T.A.R. Lombardia, Milano, Sez. IV, sent. n. 88 del 15 gennaio 2024 (ud. del 18 ottobre 2023)
Pres. Nunziata, Est. Testini
Rifiuti. Spandimento fanghi e competenze. Art. 6 n. 3 d. lgs. n. 99/1992.
Non è ammissibile ritenere che la norma regionale possa intervenire in una materia di competenza legislativa esclusiva statale, quale è la materia “ambiente”, per sovvertire il quadro delle competenze amministrative delineate dall’art. 6, n. 3), del d.lgs. n. 99 del 1992 il quale affida alle regioni e non ai comuni il compito di individuare le fasce di rispetto entro le quali è vietata l’attività di spandimento fanghi.

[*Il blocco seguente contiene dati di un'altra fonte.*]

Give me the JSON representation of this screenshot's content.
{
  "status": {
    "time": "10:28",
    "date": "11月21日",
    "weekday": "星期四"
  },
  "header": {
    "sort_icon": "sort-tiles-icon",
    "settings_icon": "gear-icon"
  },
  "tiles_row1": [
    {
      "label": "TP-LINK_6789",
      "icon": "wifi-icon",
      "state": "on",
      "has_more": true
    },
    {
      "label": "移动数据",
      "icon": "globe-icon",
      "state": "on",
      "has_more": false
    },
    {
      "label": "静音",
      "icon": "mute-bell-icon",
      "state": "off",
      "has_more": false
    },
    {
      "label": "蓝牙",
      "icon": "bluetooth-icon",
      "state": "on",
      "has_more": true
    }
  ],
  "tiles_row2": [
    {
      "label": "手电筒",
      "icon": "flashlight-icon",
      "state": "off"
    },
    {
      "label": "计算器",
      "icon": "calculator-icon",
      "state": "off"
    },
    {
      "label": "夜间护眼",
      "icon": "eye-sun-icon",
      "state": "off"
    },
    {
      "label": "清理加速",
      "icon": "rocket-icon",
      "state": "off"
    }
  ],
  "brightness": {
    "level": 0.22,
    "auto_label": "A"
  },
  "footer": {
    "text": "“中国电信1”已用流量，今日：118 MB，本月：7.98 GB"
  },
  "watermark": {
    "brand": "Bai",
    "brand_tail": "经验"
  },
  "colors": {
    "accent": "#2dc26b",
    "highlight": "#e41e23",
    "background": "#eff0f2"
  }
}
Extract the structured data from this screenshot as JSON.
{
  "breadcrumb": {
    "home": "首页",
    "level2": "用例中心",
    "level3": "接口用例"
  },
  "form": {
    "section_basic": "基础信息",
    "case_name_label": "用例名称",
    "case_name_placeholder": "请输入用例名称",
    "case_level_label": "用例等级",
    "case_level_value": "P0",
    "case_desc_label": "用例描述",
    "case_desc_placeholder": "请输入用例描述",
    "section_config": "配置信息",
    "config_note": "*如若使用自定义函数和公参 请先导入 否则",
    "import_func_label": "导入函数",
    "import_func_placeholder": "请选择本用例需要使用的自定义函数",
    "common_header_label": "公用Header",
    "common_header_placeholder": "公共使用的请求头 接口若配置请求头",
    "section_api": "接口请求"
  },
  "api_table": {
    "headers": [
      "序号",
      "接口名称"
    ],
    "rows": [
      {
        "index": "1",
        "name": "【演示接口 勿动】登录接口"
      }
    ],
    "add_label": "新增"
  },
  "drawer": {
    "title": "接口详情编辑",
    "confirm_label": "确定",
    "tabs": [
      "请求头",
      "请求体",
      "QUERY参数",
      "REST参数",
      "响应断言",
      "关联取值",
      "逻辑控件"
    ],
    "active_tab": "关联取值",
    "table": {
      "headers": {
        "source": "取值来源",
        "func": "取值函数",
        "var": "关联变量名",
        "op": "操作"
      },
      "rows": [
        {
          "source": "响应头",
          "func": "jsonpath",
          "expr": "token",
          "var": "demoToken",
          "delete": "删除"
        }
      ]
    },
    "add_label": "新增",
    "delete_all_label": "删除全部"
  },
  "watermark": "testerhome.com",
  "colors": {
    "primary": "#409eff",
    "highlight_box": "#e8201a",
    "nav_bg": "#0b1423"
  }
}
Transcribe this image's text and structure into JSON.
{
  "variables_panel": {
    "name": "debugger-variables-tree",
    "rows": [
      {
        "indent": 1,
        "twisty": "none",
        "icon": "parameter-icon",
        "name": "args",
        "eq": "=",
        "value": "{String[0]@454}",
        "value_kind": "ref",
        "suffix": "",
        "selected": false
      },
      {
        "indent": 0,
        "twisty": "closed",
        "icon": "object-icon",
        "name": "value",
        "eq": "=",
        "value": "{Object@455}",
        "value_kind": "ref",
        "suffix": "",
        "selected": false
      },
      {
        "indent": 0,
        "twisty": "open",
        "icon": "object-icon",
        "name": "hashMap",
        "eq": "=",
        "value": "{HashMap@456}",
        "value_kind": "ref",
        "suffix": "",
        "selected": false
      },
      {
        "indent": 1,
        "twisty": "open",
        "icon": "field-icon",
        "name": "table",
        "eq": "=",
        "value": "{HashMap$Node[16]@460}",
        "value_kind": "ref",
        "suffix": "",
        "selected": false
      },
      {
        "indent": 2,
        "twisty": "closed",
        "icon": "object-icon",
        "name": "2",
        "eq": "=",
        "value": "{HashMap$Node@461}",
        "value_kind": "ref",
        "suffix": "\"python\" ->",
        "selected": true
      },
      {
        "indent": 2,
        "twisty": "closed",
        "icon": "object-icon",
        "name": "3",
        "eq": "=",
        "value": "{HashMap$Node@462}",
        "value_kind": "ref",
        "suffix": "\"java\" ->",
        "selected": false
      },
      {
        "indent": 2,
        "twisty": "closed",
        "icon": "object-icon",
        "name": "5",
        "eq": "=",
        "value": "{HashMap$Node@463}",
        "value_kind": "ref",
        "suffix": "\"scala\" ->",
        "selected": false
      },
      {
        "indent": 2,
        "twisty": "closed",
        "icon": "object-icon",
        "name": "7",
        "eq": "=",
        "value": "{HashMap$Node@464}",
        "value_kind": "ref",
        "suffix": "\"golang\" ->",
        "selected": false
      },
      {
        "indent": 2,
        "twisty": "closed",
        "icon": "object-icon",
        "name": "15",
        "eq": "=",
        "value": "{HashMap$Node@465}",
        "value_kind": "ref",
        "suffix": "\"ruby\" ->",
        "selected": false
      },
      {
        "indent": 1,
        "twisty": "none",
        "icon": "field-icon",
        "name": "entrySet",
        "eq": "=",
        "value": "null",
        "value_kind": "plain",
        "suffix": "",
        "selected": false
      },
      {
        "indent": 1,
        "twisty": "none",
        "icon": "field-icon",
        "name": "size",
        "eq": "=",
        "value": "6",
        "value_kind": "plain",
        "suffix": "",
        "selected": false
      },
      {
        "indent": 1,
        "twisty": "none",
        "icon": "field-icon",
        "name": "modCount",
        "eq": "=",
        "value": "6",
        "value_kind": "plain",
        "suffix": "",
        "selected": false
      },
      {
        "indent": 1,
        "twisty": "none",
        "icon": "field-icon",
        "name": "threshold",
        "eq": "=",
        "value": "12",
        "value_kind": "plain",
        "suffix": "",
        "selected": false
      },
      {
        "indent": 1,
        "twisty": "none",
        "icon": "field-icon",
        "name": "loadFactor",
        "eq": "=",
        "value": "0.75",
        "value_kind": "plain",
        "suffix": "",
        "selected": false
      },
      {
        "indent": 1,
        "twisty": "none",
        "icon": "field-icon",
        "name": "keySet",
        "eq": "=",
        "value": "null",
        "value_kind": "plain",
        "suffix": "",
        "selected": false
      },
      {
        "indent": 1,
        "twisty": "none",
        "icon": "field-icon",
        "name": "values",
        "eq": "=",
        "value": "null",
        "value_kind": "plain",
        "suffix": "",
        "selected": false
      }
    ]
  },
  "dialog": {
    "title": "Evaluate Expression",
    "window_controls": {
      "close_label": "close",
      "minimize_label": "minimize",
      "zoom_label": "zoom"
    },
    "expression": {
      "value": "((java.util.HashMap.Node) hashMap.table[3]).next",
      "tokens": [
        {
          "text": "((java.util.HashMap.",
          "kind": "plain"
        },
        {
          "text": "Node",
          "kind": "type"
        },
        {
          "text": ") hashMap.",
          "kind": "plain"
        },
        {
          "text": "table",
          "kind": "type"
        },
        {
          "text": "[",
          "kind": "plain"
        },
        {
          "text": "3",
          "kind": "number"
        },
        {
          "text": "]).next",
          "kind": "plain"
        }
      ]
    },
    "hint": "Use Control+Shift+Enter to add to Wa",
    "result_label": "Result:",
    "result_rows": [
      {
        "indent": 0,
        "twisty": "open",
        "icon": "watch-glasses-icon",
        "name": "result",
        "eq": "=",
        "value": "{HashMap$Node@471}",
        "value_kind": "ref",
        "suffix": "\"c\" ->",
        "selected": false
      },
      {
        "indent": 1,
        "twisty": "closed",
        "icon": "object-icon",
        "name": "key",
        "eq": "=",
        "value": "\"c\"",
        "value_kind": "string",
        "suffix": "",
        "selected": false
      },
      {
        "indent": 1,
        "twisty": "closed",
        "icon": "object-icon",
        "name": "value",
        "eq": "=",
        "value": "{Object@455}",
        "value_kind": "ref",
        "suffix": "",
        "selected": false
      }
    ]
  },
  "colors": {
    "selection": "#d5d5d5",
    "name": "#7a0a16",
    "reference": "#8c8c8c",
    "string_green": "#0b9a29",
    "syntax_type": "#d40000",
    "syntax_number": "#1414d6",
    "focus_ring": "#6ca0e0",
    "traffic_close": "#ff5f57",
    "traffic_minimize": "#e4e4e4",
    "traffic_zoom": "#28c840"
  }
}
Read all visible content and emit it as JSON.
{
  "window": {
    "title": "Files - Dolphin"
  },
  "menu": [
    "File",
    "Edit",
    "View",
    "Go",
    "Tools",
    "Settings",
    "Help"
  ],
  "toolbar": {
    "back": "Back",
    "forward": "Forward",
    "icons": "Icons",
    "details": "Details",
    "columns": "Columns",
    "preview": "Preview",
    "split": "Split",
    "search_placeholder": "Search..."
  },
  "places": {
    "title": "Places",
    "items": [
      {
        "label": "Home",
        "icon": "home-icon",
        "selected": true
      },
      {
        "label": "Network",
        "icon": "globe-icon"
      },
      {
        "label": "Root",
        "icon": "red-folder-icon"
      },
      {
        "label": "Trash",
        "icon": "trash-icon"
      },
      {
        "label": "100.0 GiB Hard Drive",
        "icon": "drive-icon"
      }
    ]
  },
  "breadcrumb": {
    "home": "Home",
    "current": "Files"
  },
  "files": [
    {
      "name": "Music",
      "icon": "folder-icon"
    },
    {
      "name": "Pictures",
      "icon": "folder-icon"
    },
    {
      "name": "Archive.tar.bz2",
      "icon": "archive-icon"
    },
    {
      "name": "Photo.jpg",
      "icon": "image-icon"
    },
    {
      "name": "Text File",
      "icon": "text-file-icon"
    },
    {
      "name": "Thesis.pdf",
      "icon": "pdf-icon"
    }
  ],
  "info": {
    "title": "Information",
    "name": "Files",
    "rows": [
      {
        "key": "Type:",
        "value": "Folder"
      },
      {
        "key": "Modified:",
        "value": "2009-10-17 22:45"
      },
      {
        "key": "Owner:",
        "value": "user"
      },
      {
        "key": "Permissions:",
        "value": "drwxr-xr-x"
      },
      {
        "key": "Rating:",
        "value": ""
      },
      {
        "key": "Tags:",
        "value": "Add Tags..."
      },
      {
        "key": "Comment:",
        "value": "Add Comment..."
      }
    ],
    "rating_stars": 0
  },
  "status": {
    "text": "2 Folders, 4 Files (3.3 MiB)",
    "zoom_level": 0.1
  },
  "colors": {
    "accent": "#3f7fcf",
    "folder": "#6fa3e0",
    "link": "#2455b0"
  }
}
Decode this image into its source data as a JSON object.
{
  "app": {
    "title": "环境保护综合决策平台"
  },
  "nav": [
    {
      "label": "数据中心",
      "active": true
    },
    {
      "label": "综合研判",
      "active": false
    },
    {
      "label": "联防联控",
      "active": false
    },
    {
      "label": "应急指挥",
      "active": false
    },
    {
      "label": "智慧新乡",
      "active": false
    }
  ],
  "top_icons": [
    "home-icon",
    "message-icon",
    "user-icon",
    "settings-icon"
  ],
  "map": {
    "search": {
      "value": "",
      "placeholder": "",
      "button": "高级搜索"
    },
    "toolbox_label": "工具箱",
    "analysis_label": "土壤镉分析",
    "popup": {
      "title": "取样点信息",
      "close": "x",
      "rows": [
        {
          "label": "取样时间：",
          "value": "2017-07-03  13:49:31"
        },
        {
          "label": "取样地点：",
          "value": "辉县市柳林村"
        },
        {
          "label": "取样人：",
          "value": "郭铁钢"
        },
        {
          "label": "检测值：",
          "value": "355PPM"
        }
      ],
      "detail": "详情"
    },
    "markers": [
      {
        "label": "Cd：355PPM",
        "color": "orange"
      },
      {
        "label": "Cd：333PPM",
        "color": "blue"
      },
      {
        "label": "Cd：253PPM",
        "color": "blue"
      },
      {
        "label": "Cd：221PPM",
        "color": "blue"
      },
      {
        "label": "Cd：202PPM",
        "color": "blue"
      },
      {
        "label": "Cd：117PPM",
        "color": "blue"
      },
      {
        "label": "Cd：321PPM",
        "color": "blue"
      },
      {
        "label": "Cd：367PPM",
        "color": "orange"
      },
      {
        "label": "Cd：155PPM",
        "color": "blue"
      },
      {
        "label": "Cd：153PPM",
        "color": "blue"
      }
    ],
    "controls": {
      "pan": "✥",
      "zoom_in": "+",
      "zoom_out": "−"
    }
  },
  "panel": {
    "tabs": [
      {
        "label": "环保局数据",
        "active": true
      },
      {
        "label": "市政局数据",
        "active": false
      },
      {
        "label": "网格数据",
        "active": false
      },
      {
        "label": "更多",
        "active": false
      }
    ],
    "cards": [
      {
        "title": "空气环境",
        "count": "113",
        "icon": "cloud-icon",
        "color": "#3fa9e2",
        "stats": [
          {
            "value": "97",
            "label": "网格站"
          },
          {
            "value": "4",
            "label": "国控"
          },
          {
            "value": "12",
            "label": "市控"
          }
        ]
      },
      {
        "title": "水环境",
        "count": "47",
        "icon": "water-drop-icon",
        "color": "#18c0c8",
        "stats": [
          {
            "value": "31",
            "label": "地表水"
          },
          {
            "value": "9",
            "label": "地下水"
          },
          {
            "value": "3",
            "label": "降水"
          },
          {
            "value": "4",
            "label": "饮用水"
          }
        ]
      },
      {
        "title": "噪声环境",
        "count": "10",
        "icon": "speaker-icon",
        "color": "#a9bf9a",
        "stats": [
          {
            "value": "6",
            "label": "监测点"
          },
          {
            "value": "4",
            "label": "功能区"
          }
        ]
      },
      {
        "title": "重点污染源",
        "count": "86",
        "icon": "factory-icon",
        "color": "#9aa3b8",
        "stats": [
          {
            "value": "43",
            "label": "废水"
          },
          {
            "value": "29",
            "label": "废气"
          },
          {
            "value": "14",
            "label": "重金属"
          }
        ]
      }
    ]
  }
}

T.A.R. Lombardia, Milano, Sez. IV, sent. n. 88 del 15 gennaio 2024 (ud. del 18 ottobre 2023)
00088/2024 REG.PROV.COLL.
00644/2023 REG.RIC.
REPUBBLICA ITALIANA
IN NOME DEL POPOLO ITALIANO
Il Tribunale Amministrativo Regionale per la Lombardia
(Sezione Quarta)
ha pronunciato la presente
SENTENZA
sul ricorso numero di registro generale 644 del 2023, proposto da
OMISSIS s.r.l., in persona del legale rappresentante pro tempore, rappresentata e difesa dagli avvocati Pietro Ferraris ed Enzo Robaldo, con domicilio digitale come da PEC da Registri di Giustizia;
contro
Comune di Pavia, in persona del legale rappresentante pro tempore, rappresentato e difeso dall’avvocato Irene Nadile, con domicilio digitale come da PEC da Registri di Giustizia;
nei confronti
Provincia di Pavia, non costituita in giudizio;
per l’annullamento
– della deliberazione consiliare n. 1 del 30 gennaio 2023 con cui il Comune di Pavia ha adottato il Nuovo Documento di Piano e delle Varianti al Piano delle Regole e al Piano dei Servizi del Piano di Governo del Territorio, pubblicata sull’Albo Pretorio in data 8 febbraio 2023 e sul BURL Lombardia il successivo 22 febbraio 2023, con specifico riferimento al disposto dell’articolo 59 del Piano delle Regole.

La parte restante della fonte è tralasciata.